📜 ⬆️ ⬇️

A simple x86 assembly program: Sieve of Eratosthenes

opening speech


In my profession, I do not encounter low-level programming: I do programming in scripting languages. But since the soul requires diversity, expanding the horizons of knowledge or simply understanding how the machine works at a low level, I do programming in languages ​​other than those with which I make money - this is my hobby.

And so, I would like to share the experience of creating a simple program in assembly language for processors of the x86 family, with the analysis of which you can begin your journey into conquering lowlands of abstraction levels.

Before writing it, I formulated the following requirements for the future program:

The task for my program, I chose to search for primes using the Sieve of Eratosthenes . As an assembler, I chose nasm .
')
I wrote the code with more emphasis on style and clarity than on its speed. For example, I did not reset the register using xor eax, eax , but using mov eax, 0 due to more appropriate instruction semantics. I decided that since the program is purely for educational purposes, it is possible to unleash and pursue the style of the code in assembler.

So, let's see what happened.

Where to begin?


Perhaps the most difficult thing that you encounter when moving from high-level languages ​​to assembler is the organization of memory.
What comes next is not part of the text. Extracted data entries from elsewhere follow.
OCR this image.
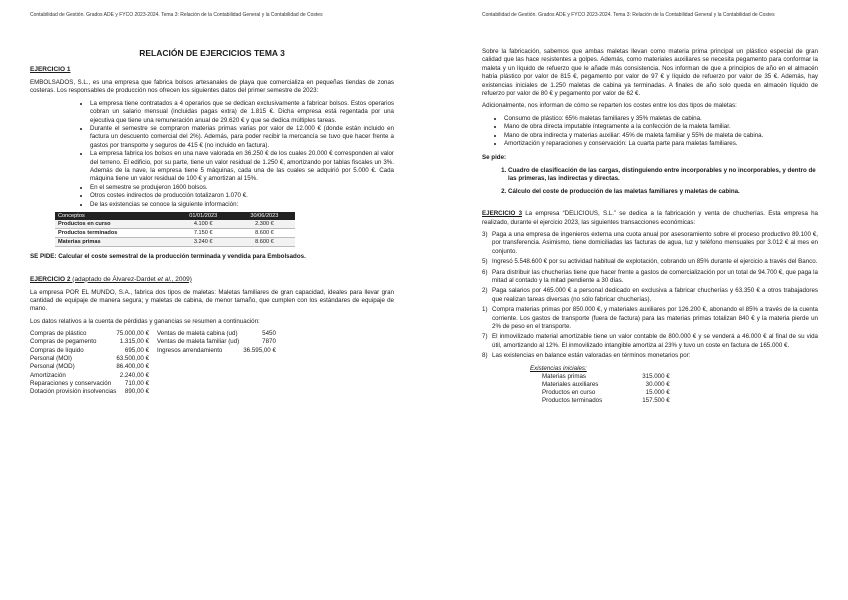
Contabilidad de Gestión. Grados ADE y FYCO 2023-2024. Tema 3: Relación de la Contabilidad General y la Contabilidad de Costes
RELACIÓN DE EJERCICIOS TEMA 3
EJERCICIO 1

EMBOLSADOS, S.L., es una empresa que fabrica bolsos artesanales de playa que comercializa en pequeñas tiendas de zonas costeras. Los responsables de producción nos ofrecen los siguientes datos del primer semestre de 2023:

• La empresa tiene contratados a 4 operarios que se dedican exclusivamente a fabricar bolsos. Estos operarios cobran un salario mensual (incluidas pagas extra) de 1.815 €. Dicha empresa está regentada por una ejecutiva que tiene una remuneración anual de 29.620 € y que se dedica múltiples tareas.
• Durante el semestre se compraron materias primas varias por valor de 12.000 € (donde están incluido en factura un descuento comercial del 2%). Además, para poder recibir la mercancía se tuvo que hacer frente a gastos por transporte y seguros de 415 € (no incluido en factura).
• La empresa fabrica los bolsos en una nave valorada en 36.250 € de los cuales 20.000 € corresponden al valor del terreno. El edificio, por su parte, tiene un valor residual de 1.250 €, amortizando por tablas fiscales un 3%. Además de la nave, la empresa tiene 5 máquinas, cada una de las cuales se adquirió por 5.000 €. Cada máquina tiene un valor residual de 100 € y amortizan al 15%.
• En el semestre se produjeron 1600 bolsos.
• Otros costes indirectos de producción totalizaron 1.070 €.
• De las existencias se conoce la siguiente información:
Conceptos	01/01/2023	30/06/2023
Productos en curso	4.100 €	2.300 €
Productos terminados	7.150 €	8.600 €
Materias primas	3.240 €	8.600 €

SE PIDE: Calcular el coste semestral de la producción terminada y vendida para Embolsados.

EJERCICIO 2 (adaptado de Álvarez-Dardet et al., 2009)

La empresa POR EL MUNDO, S.A., fabrica dos tipos de maletas: Maletas familiares de gran capacidad, ideales para llevar gran cantidad de equipaje de manera segura; y maletas de cabina, de menor tamaño, que cumplen con los estándares de equipaje de mano.

Los datos relativos a la cuenta de pérdidas y ganancias se resumen a continuación:

Compras de plástico	75.000,00 €	Ventas de maleta cabina (ud)	5450
Compras de pegamento	1.315,00 €	Ventas de maleta familiar (ud)	7870
Compras de líquido	695,00 €	Ingresos arrendamiento	36.595,00 €
Personal (MOI)	63.500,00 €		
Personal (MOD)	86.400,00 €		
Amortización	2.240,00 €		
Reparaciones y conservación	710,00 €		
Dotación provisión insolvencias	890,00 €		
Contabilidad de Gestión. Grados ADE y FYCO 2023-2024. Tema 3: Relación de la Contabilidad General y la Contabilidad de Costes

Sobre la fabricación, sabemos que ambas maletas llevan como materia prima principal un plástico especial de gran calidad que las hace resistentes a golpes. Además, como materiales auxiliares se necesita pegamento para conformar la maleta y un líquido de refuerzo que le añade más consistencia. Nos informan de que a principios de año en el almacén había plástico por valor de 815 €, pegamento por valor de 97 € y líquido de refuerzo por valor de 35 €. Además, hay existencias iniciales de 1.250 maletas de cabina ya terminadas. A finales de año solo queda en almacén líquido de refuerzo por valor de 80 € y pegamento por valor de 62 €.

Adicionalmente, nos informan de cómo se reparten los costes entre los dos tipos de maletas:

• Consumo de plástico: 65% maletas familiares y 35% maletas de cabina.
• Mano de obra directa imputable íntegramente a la confección de la maleta familiar.
• Mano de obra indirecta y materias auxiliar: 45% de maleta familiar y 55% de maleta de cabina.
• Amortización y reparaciones y conservación: La cuarta parte para maletas familiares.

Se pide:

1. Cuadro de clasificación de las cargas, distinguiendo entre incorporables y no incorporables, y dentro de las primeras, las indirectas y directas.
2. Cálculo del coste de producción de las maletas familiares y maletas de cabina.

EJERCICIO 3 La empresa “DELICIOUS, S.L.” se dedica a la fabricación y venta de chucherías. Esta empresa ha realizado, durante el ejercicio 2023, las siguientes transacciones económicas:

3) Paga a una empresa de ingenieros externa una cuota anual por asesoramiento sobre el proceso productivo 89.100 €, por transferencia. Asimismo, tiene domiciliadas las facturas de agua, luz y teléfono mensuales por 3.012 € al mes en conjunto.
5) Ingresó 5.548.600 € por su actividad habitual de explotación, cobrando un 85% durante el ejercicio a través del Banco.
6) Para distribuir las chucherías tiene que hacer frente a gastos de comercialización por un total de 94.700 €, que paga la mitad al contado y la mitad pendiente a 30 días.
2) Paga salarios por 465.000 € a personal dedicado en exclusiva a fabricar chucherías y 63.350 € a otros trabajadores que realizan tareas diversas (no sólo fabricar chucherías).
1) Compra materias primas por 850.000 €, y materiales auxiliares por 126.200 €, abonando el 85% a través de la cuenta corriente. Los gastos de transporte (fuera de factura) para las materias primas totalizan 840 € y la materia pierde un 2% de peso en el transporte.
7) El inmovilizado material amortizable tiene un valor contable de 800.000 € y se venderá a 46.000 € al final de su vida útil, amortizando al 12%. El inmovilizado intangible amortiza al 23% y tuvo un coste en factura de 165.000 €.
8) Las existencias en balance están valoradas en términos monetarios por:
Existencias iniciales:
Materias primas	315.000 €
Materiales auxiliares	30.000 €
Productos en curso	15.000 €
Productos terminados	157.500 €
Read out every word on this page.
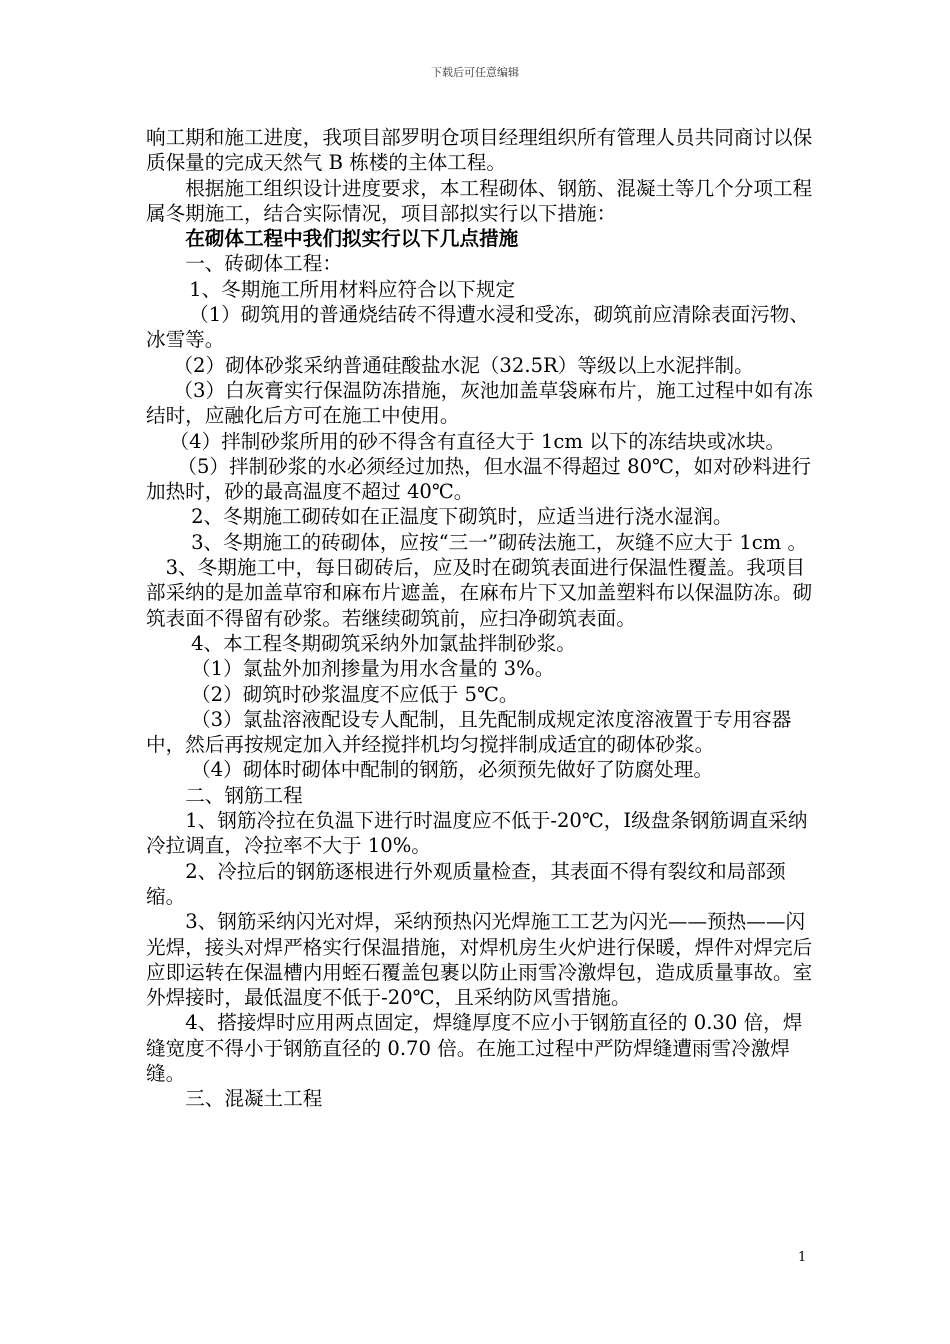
下载后可任意编辑

响工期和施工进度，我项目部罗明仓项目经理组织所有管理人员共同商讨以保质保量的完成天然气 B 栋楼的主体工程。

根据施工组织设计进度要求，本工程砌体、钢筋、混凝土等几个分项工程属冬期施工，结合实际情况，项目部拟实行以下措施：

在砌体工程中我们拟实行以下几点措施

一、砖砌体工程：

1、冬期施工所用材料应符合以下规定

（1）砌筑用的普通烧结砖不得遭水浸和受冻，砌筑前应清除表面污物、冰雪等。

（2）砌体砂浆采纳普通硅酸盐水泥（32.5R）等级以上水泥拌制。

（3）白灰膏实行保温防冻措施，灰池加盖草袋麻布片，施工过程中如有冻结时，应融化后方可在施工中使用。

（4）拌制砂浆所用的砂不得含有直径大于 1cm 以下的冻结块或冰块。

（5）拌制砂浆的水必须经过加热，但水温不得超过 80℃，如对砂料进行加热时，砂的最高温度不超过 40℃。

2、冬期施工砌砖如在正温度下砌筑时，应适当进行浇水湿润。

3、冬期施工的砖砌体，应按“三一”砌砖法施工，灰缝不应大于 1cm 。

3、冬期施工中，每日砌砖后，应及时在砌筑表面进行保温性覆盖。我项目部采纳的是加盖草帘和麻布片遮盖，在麻布片下又加盖塑料布以保温防冻。砌筑表面不得留有砂浆。若继续砌筑前，应扫净砌筑表面。

4、本工程冬期砌筑采纳外加氯盐拌制砂浆。

（1）氯盐外加剂掺量为用水含量的 3%。

（2）砌筑时砂浆温度不应低于 5℃。

（3）氯盐溶液配设专人配制，且先配制成规定浓度溶液置于专用容器中，然后再按规定加入并经搅拌机均匀搅拌制成适宜的砌体砂浆。

（4）砌体时砌体中配制的钢筋，必须预先做好了防腐处理。

二、钢筋工程

1、钢筋冷拉在负温下进行时温度应不低于-20℃，Ⅰ级盘条钢筋调直采纳冷拉调直，冷拉率不大于 10%。

2、冷拉后的钢筋逐根进行外观质量检查，其表面不得有裂纹和局部颈缩。

3、钢筋采纳闪光对焊，采纳预热闪光焊施工工艺为闪光——预热——闪光焊，接头对焊严格实行保温措施，对焊机房生火炉进行保暖，焊件对焊完后应即运转在保温槽内用蛭石覆盖包裹以防止雨雪冷激焊包，造成质量事故。室外焊接时，最低温度不低于-20℃，且采纳防风雪措施。

4、搭接焊时应用两点固定，焊缝厚度不应小于钢筋直径的 0.30 倍，焊缝宽度不得小于钢筋直径的 0.70 倍。在施工过程中严防焊缝遭雨雪冷激焊缝。

三、混凝土工程

1
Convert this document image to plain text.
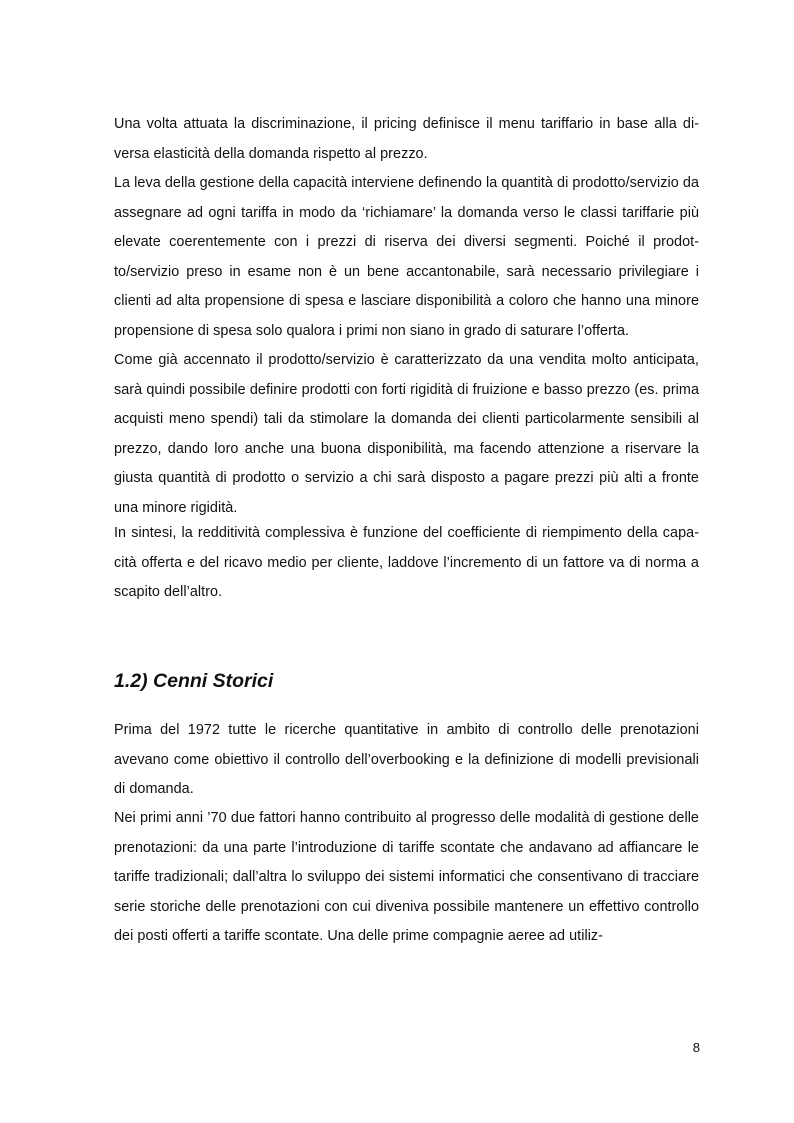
Una volta attuata la discriminazione, il pricing definisce il menu tariffario in base alla diversa elasticità della domanda rispetto al prezzo.

La leva della gestione della capacità interviene definendo la quantità di prodotto/servizio da assegnare ad ogni tariffa in modo da ‘richiamare’ la domanda verso le classi tariffarie più elevate coerentemente con i prezzi di riserva dei diversi segmenti. Poiché il prodotto/servizio preso in esame non è un bene accantonabile, sarà necessario privilegiare i clienti ad alta propensione di spesa e lasciare disponibilità a coloro che hanno una minore propensione di spesa solo qualora i primi non siano in grado di saturare l’offerta.

Come già accennato il prodotto/servizio è caratterizzato da una vendita molto anticipata, sarà quindi possibile definire prodotti con forti rigidità di fruizione e basso prezzo (es. prima acquisti meno spendi) tali da stimolare la domanda dei clienti particolarmente sensibili al prezzo, dando loro anche una buona disponibilità, ma facendo attenzione a riservare la giusta quantità di prodotto o servizio a chi sarà disposto a pagare prezzi più alti a fronte una minore rigidità.

In sintesi, la redditività complessiva è funzione del coefficiente di riempimento della capacità offerta e del ricavo medio per cliente, laddove l’incremento di un fattore va di norma a scapito dell’altro.

1.2) Cenni Storici

Prima del 1972 tutte le ricerche quantitative in ambito di controllo delle prenotazioni avevano come obiettivo il controllo dell’overbooking e la definizione di modelli previsionali di domanda.

Nei primi anni ’70 due fattori hanno contribuito al progresso delle modalità di gestione delle prenotazioni: da una parte l’introduzione di tariffe scontate che andavano ad affiancare le tariffe tradizionali; dall’altra lo sviluppo dei sistemi informatici che consentivano di tracciare serie storiche delle prenotazioni con cui diveniva possibile mantenere un effettivo controllo dei posti offerti a tariffe scontate. Una delle prime compagnie aeree ad utiliz-

8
Fortunately, on this topic on Habré was already a good article .

It also raises the question of how data is exchanged between the internal world of the program and the external environment at such a low level. Here comes the operating system API. In DOS, as already mentioned, the interface was fairly simple. For example, the “Hello, world” program looked like this:

 SECTION .text org 0x100 mov ah, 0x9 mov dx, hello int 0x21 mov ax, 0x4c00 int 0x21 SECTION .data hello: db "Hello, world!", 0xD, 0xA, '$' 


In Windows, the Win32 API is used for these purposes, respectively, the program should use the methods of the corresponding libraries:

 %include "win32n.inc" extern MessageBoxA import MessageBoxA user32.dll extern ExitProcess import ExitProcess kernel32.dll SECTION code use32 class=code ..start: push UINT MB_OK push LPCTSTR window_title push LPCTSTR banner push HWND NULL call [MessageBoxA] push UINT NULL call [ExitProcess] SECTION data use32 class=data banner: db "Hello, world!", 0xD, 0xA, 0 window_title: db "Hello", 0 


Here, the win32n.inc file is used , where macros are defined that reduce the code for working with the Win32 API.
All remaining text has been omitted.